The management of Guise and Lorraine was defined by their attitudes towards heresy, particularly in light of the growing number of French Huguenots, more than a few of whom were within the ranks of the nobility. Their attitude towards it, supported by the new Spanish alliance, was ruthless, violent and led directly to an incident known as the Amboise conspiracy in which powerful Protestant nobles attempted a coup to oust Guise and Lorraine. Francois and Mary were moved from Blois to Amboise when word reached the court and the “rebellion” never truly was, resulting in a handful of its participants’ arrest in March 1560.

It was within this that Catherine’s diplomatic skills truly took shape, for she had the foresight to position herself as a moderate voice, which held its own risk in the face of the majority Catholic nobility and Spanish. Even so, it was through her that negotiating talks began, a long drawn out process that would continue well past the reign of Francois II. Her initial policy was rooted in the belief that religious practice didn’t require persecution and she supported government officials who advocated for Christian reconciliation.

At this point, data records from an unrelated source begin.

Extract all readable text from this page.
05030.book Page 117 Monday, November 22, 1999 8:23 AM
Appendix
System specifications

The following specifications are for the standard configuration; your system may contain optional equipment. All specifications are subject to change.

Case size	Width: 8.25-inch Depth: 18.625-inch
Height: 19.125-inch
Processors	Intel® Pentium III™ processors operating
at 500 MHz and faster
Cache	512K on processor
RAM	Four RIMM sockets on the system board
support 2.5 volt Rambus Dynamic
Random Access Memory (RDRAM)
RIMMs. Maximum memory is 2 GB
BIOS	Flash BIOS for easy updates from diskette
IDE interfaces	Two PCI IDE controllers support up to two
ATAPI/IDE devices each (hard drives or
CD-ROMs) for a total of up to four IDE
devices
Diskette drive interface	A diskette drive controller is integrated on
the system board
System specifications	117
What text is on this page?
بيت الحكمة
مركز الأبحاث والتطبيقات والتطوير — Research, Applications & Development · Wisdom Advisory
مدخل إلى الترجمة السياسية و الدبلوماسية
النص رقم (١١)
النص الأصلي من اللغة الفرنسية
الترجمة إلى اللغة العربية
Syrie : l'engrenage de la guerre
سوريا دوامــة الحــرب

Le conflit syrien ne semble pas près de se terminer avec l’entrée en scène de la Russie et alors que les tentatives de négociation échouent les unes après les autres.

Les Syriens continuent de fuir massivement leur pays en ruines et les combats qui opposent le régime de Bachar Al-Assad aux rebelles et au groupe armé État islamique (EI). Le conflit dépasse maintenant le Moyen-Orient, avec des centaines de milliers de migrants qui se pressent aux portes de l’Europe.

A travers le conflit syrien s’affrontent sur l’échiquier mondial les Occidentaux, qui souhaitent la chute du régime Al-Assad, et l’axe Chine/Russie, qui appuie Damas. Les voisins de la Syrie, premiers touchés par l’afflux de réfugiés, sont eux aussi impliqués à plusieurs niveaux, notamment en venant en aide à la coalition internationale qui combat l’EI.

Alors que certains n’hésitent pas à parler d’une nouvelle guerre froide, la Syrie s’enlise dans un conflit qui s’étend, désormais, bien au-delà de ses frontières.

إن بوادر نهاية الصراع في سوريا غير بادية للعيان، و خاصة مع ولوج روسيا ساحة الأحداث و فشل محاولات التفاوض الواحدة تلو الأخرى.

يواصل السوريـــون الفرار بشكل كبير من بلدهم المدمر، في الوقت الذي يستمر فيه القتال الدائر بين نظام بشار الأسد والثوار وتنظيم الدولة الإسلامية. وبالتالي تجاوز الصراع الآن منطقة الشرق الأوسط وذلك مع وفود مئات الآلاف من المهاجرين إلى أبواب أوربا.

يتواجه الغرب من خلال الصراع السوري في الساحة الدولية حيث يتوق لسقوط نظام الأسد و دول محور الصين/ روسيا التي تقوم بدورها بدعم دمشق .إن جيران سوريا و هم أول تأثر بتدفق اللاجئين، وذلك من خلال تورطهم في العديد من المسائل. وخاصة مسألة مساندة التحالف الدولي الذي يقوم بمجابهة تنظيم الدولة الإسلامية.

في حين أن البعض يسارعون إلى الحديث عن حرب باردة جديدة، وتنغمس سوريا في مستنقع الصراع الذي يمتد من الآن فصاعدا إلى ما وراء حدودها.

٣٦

Meanwhile, Protestantism was growing far away in Scotland, too, putting considerable pressure on Marie de Guise’s government. France was tied up in its own domestic needs and was unable to offer troops; instead, they sent diplomats who effectively placed a bandage on an open wound. On June 11, 1560 Marie de Guise died in Edinburgh, leaving the question of who would rule Scotland and how open. More to the point, it presented England another opportunity in the wake of French and Scottish chaos to right the wrongs done by Mary’s assumption of the title “queen of England” and jeopardize France’s power monopoly, supported by Spain.
But Elizabeth I was not a fighter by nature, she was a diplomat. Her correction of the situation resulted in the Treaty of Edinburgh, signed on July 6th, which ensured peace between England and Scotland, withdrew English and French troops from Scotland and forced France to acknowledge Elizabeth as England’s queen instead of Mary. Mary, for her part, refused to ratify the treaty and was mostly focused on mourning her mother to whom she had been deeply attached.
By the autumn Francois was unwell. He collapsed on November 16th and died a few weeks later on December 5th at Orleans, likely of a middle-ear infection. His reign had lasted a brief 17 months and he was succeeded by younger brother, King Charles IX. And Catherine, who had seen what a lack of custody of her children looked like, swooped in to be as bodily close to the nine-year-old king as she could – the next phase of her career had officially been forged.

As for Mary, she became the Dowager Queen a powerless position. Childless, she no longer had any reason to remain in France, despite it being her home for the past 12 years. Now 18, it was time for Mary to return to Scotland – Catholic in belief, French in sentiment and thought and Scottish only by birth.
She arrived in Leith on August 19, 1561 to begin a seven-year hands-on reign that would make her infamous.